I’m writing a little post here about my final project for the Computer Vision and Image Processing class I took last semester. This project was inspired by a Hollywood-style computer interfaces (think Minority Report, or more recently, Avatar) where your computer is controlled by the movement of your hand. Rather than having someone wear a glove equipped with a sensor, I sought out to see how well I could track my hand with a camera.
This implementation uses OpenCV and Python. I used these bindings for Python, which I now realize are somewhat out of date. Still, I’m pretty satisfied with the results, given that it was developed over the course of a few weeks.
It works by first selecting “good features to track”, or points in the image where the largest changes in pixel values occur. So, this works best in front of a background that contrasts well with flesh tones. Then, it tracks the location of points as they change from frame to frame of video. Together, these two techniques are known as KLT tracking. You can read more about it, as well as read the original papers describing it here.
I put up my code on GitHub, though it is under commented and could use a great deal of optimization. Like a lot of my class projects, I think it represents a solid start, though. You’ll need the OpenCV libraries I linked before and Pygame in order to run it.

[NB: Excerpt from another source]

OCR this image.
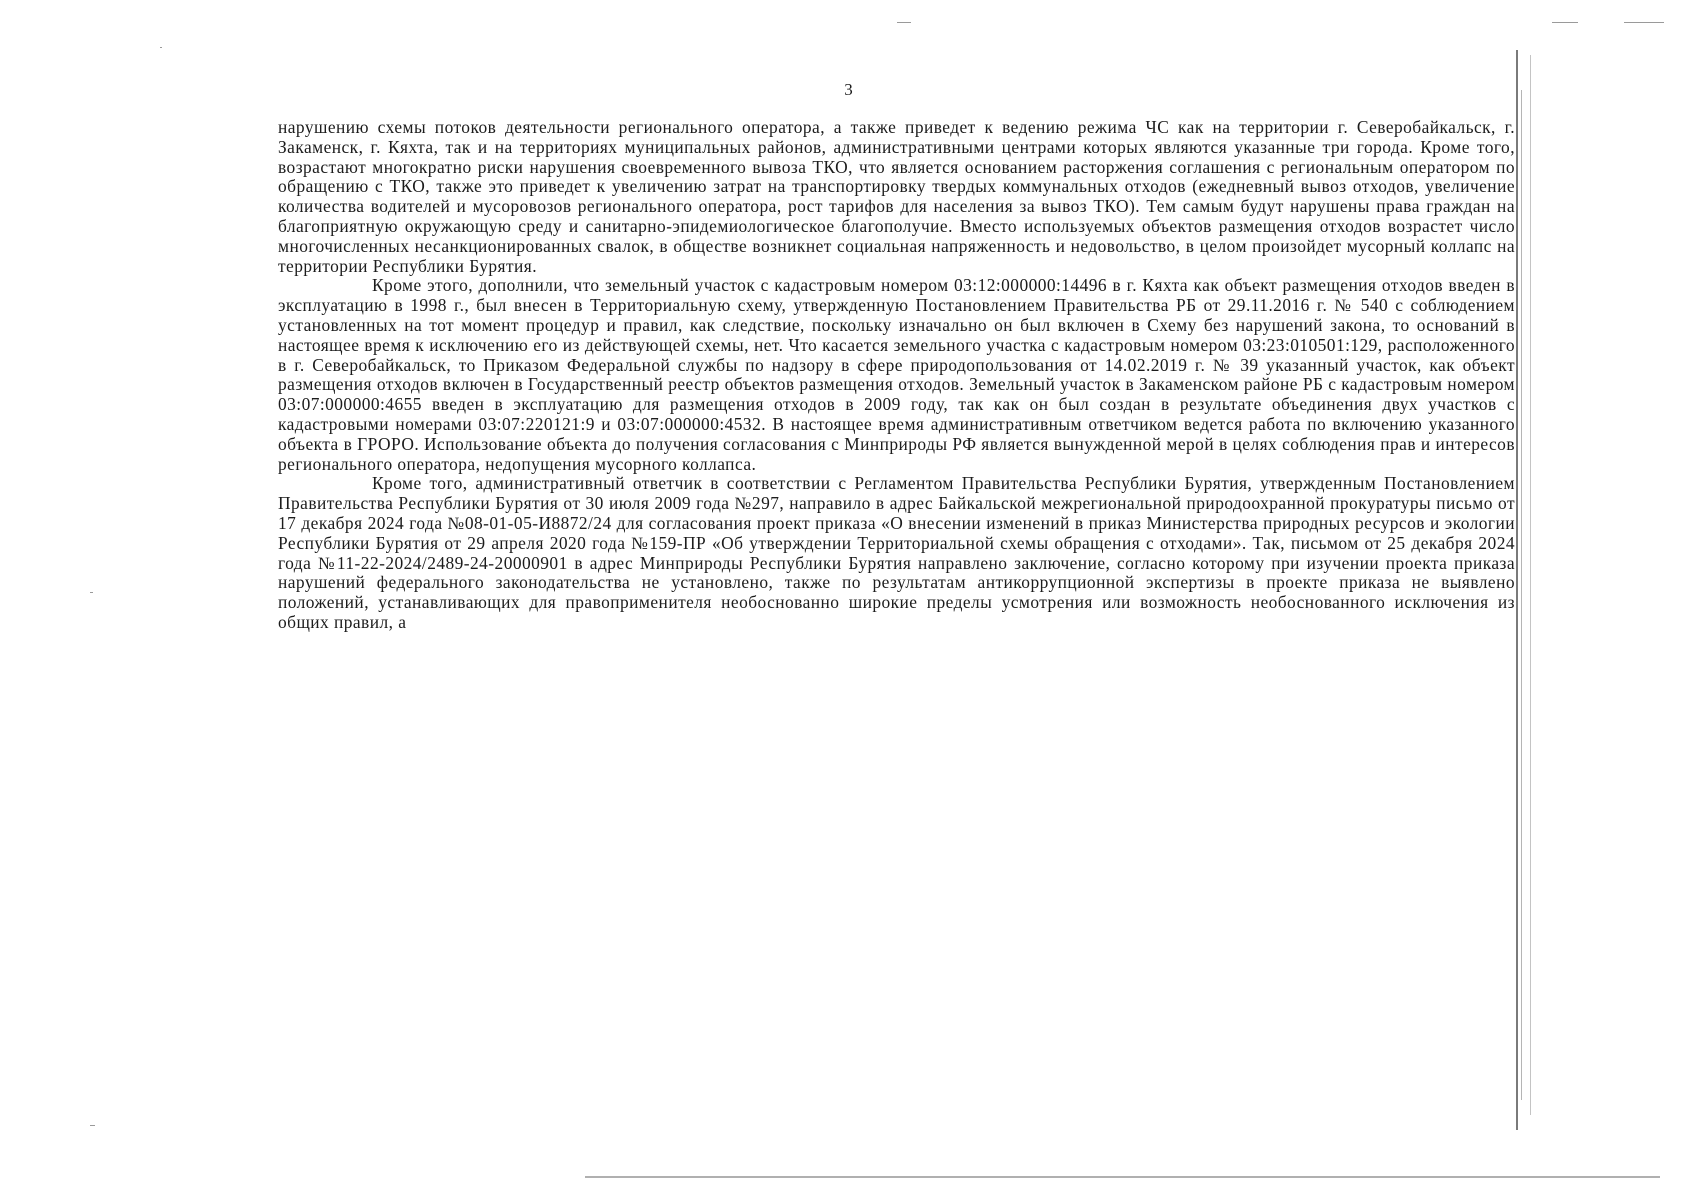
3

нарушению схемы потоков деятельности регионального оператора, а также приведет к ведению режима ЧС как на территории г. Северобайкальск, г. Закаменск, г. Кяхта, так и на территориях муниципальных районов, административными центрами которых являются указанные три города. Кроме того, возрастают многократно риски нарушения своевременного вывоза ТКО, что является основанием расторжения соглашения с региональным оператором по обращению с ТКО, также это приведет к увеличению затрат на транспортировку твердых коммунальных отходов (ежедневный вывоз отходов, увеличение количества водителей и мусоровозов регионального оператора, рост тарифов для населения за вывоз ТКО). Тем самым будут нарушены права граждан на благоприятную окружающую среду и санитарно-эпидемиологическое благополучие. Вместо используемых объектов размещения отходов возрастет число многочисленных несанкционированных свалок, в обществе возникнет социальная напряженность и недовольство, в целом произойдет мусорный коллапс на территории Республики Бурятия.

Кроме этого, дополнили, что земельный участок с кадастровым номером 03:12:000000:14496 в г. Кяхта как объект размещения отходов введен в эксплуатацию в 1998 г., был внесен в Территориальную схему, утвержденную Постановлением Правительства РБ от 29.11.2016 г. № 540 с соблюдением установленных на тот момент процедур и правил, как следствие, поскольку изначально он был включен в Схему без нарушений закона, то оснований в настоящее время к исключению его из действующей схемы, нет. Что касается земельного участка с кадастровым номером 03:23:010501:129, расположенного в г. Северобайкальск, то Приказом Федеральной службы по надзору в сфере природопользования от 14.02.2019 г. № 39 указанный участок, как объект размещения отходов включен в Государственный реестр объектов размещения отходов. Земельный участок в Закаменском районе РБ с кадастровым номером 03:07:000000:4655 введен в эксплуатацию для размещения отходов в 2009 году, так как он был создан в результате объединения двух участков с кадастровыми номерами 03:07:220121:9 и 03:07:000000:4532. В настоящее время административным ответчиком ведется работа по включению указанного объекта в ГРОРО. Использование объекта до получения согласования с Минприроды РФ является вынужденной мерой в целях соблюдения прав и интересов регионального оператора, недопущения мусорного коллапса.

Кроме того, административный ответчик в соответствии с Регламентом Правительства Республики Бурятия, утвержденным Постановлением Правительства Республики Бурятия от 30 июля 2009 года №297, направило в адрес Байкальской межрегиональной природоохранной прокуратуры письмо от 17 декабря 2024 года №08-01-05-И8872/24 для согласования проект приказа «О внесении изменений в приказ Министерства природных ресурсов и экологии Республики Бурятия от 29 апреля 2020 года №159-ПР «Об утверждении Территориальной схемы обращения с отходами». Так, письмом от 25 декабря 2024 года №11-22-2024/2489-24-20000901 в адрес Минприроды Республики Бурятия направлено заключение, согласно которому при изучении проекта приказа нарушений федерального законодательства не установлено, также по результатам антикоррупционной экспертизы в проекте приказа не выявлено положений, устанавливающих для правоприменителя необоснованно широкие пределы усмотрения или возможность необоснованного исключения из общих правил, а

Here’s a video of me using it:
The left window shows the tracking. Here you can see me press “f” to find these “good features”, which are highlighted in green. Then, I press “r” to tell it that I intend on moving the object to track to the right. I move my hand to the right (my right, anyway), and then the most relevant points are highlighted in red. You can see that as I move, the tracker updates which points it finds the most relevant, discarding points that go against the grain of the average movement of my hand, and picking up new ones. The gray circle represents where the program thinks the center of my hand is.

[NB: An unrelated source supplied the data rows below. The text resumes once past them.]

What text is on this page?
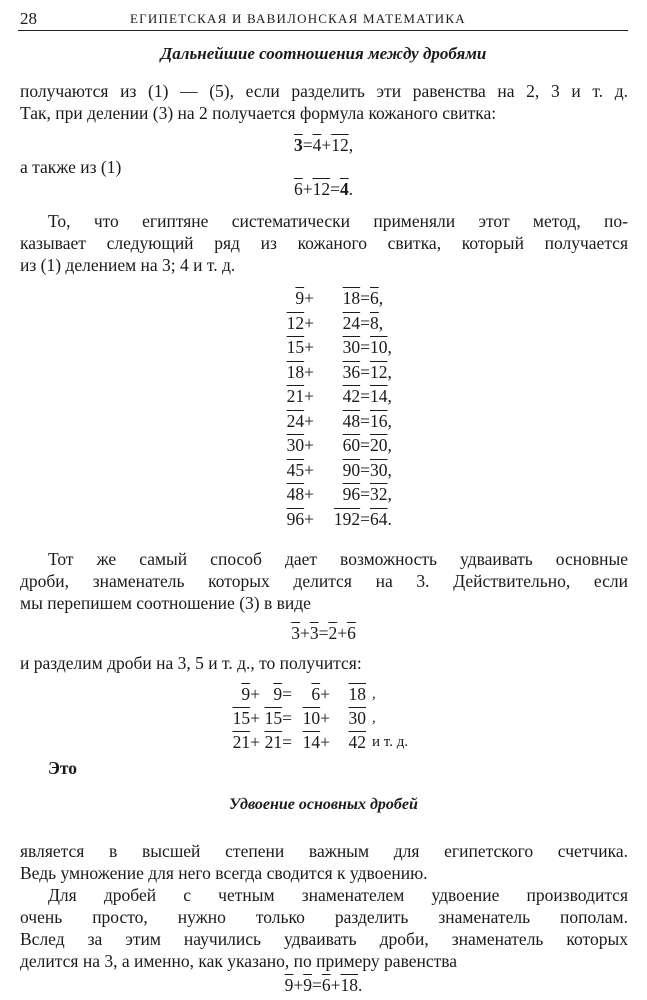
28	ЕГИПЕТСКАЯ И ВАВИЛОНСКАЯ МАТЕМАТИКА
Дальнейшие соотношения между дробями
получаются из (1) — (5), если разделить эти равенства на 2, 3 и т. д.
Так, при делении (3) на 2 получается формула кожаного свитка:
3=4+12,
а также из (1)
6+12=4.
То, что египтяне систематически применяли этот метод, по-
казывает следующий ряд из кожаного свитка, который получается
из (1) делением на 3; 4 и т. д.
9+	18= 6,
12+	24= 8,
15+	30= 10,
18+	36= 12,
21+	42= 14,
24+	48= 16,
30+	60= 20,
45+	90= 30,
48+	96= 32,
96+	192= 64.
Тот же самый способ дает возможность удваивать основные
дроби, знаменатель которых делится на 3. Действительно, если
мы перепишем соотношение (3) в виде
3+3=2+6
и разделим дроби на 3, 5 и т. д., то получится:
9+ 9=	6+	18 ,
15+ 15= 10+	30 ,
21+ 21= 14+	42 и т. д.
Это
Удвоение основных дробей
является в высшей степени важным для египетского счетчика.
Ведь умножение для него всегда сводится к удвоению.
Для дробей с четным знаменателем удвоение производится
очень просто, нужно только разделить знаменатель пополам.
Вслед за этим научились удваивать дроби, знаменатель которых
делится на 3, а именно, как указано, по примеру равенства
9+9=6+18.
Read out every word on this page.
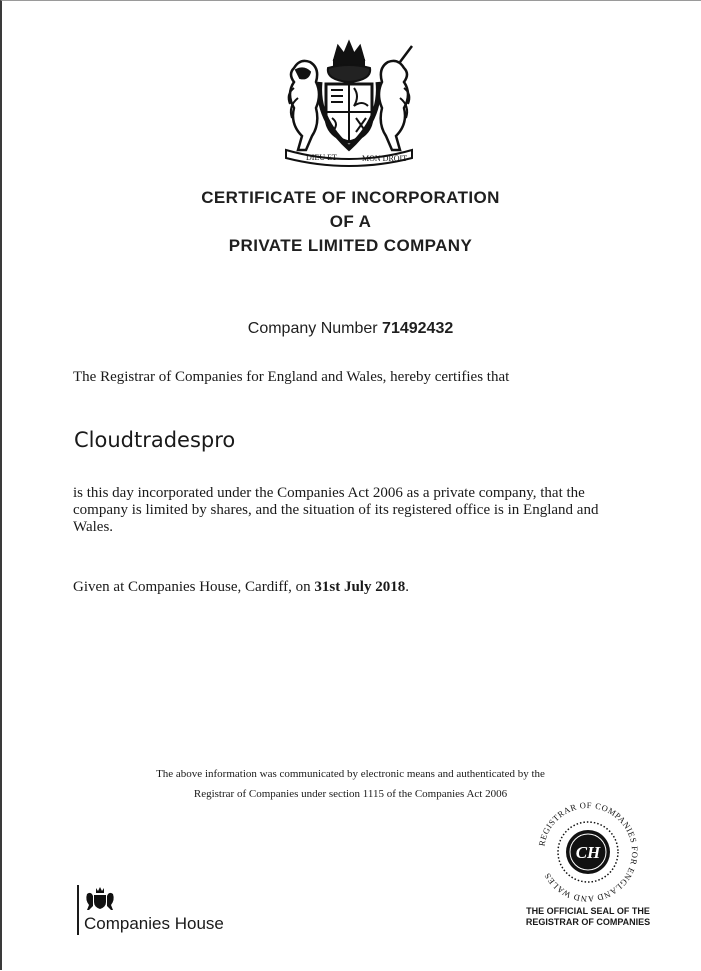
DIEU ET	MON DROIT
CERTIFICATE OF INCORPORATION
OF A
PRIVATE LIMITED COMPANY
Company Number 71492432
The Registrar of Companies for England and Wales, hereby certifies that
Cloudtradespro
is this day incorporated under the Companies Act 2006 as a private company, that the company is limited by shares, and the situation of its registered office is in England and Wales.
Given at Companies House, Cardiff, on 31st July 2018.
The above information was communicated by electronic means and authenticated by the
Registrar of Companies under section 1115 of the Companies Act 2006
REGISTRAR OF COMPANIES FOR ENGLAND AND WALES
CH
THE OFFICIAL SEAL OF THE
REGISTRAR OF COMPANIES
Companies House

The right window is a simple “game”. The object is to move the hollow blue circle on the green one, while avoiding the red one. I think this does well to demonstrate the level of precision the system has, although if I had more time, I would have done something more interesting.

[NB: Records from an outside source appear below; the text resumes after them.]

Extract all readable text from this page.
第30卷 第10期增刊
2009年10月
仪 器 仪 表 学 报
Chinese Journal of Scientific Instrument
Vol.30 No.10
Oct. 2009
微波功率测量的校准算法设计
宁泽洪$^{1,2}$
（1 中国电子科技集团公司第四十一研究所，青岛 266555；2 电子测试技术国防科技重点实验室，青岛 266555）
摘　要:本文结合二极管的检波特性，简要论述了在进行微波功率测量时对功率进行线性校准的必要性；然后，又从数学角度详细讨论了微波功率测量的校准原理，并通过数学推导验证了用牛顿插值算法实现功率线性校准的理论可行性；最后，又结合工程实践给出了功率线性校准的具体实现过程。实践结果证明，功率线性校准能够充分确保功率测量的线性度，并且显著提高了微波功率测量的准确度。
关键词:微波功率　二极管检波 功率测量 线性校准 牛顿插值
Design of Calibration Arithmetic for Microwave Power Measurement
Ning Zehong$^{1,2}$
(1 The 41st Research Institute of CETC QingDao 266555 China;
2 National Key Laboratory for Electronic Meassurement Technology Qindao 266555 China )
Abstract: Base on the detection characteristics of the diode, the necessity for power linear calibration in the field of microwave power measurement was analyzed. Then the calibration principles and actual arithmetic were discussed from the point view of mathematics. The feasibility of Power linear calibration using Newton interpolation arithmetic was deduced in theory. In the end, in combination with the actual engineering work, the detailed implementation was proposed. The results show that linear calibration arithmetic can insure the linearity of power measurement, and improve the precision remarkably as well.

It’s also possible to see some of the limitations of this approach. For one, you can only track one object per camera. That isn’t really a problem for what I was trying to do, as a final version of this should have two cameras positioned towards the hands. That way there’s no interference from moving your head or upper arms. You can see both confuse the tracker during the course of this video.
Another limitation is that although this tracks position well, it does nothing to recognize gestures. Gesture recognition could be implemented on top of point tracking as it exists now, although I know more specialized algorithms exist for that purpose. Either way, that’s beyond the scope of this.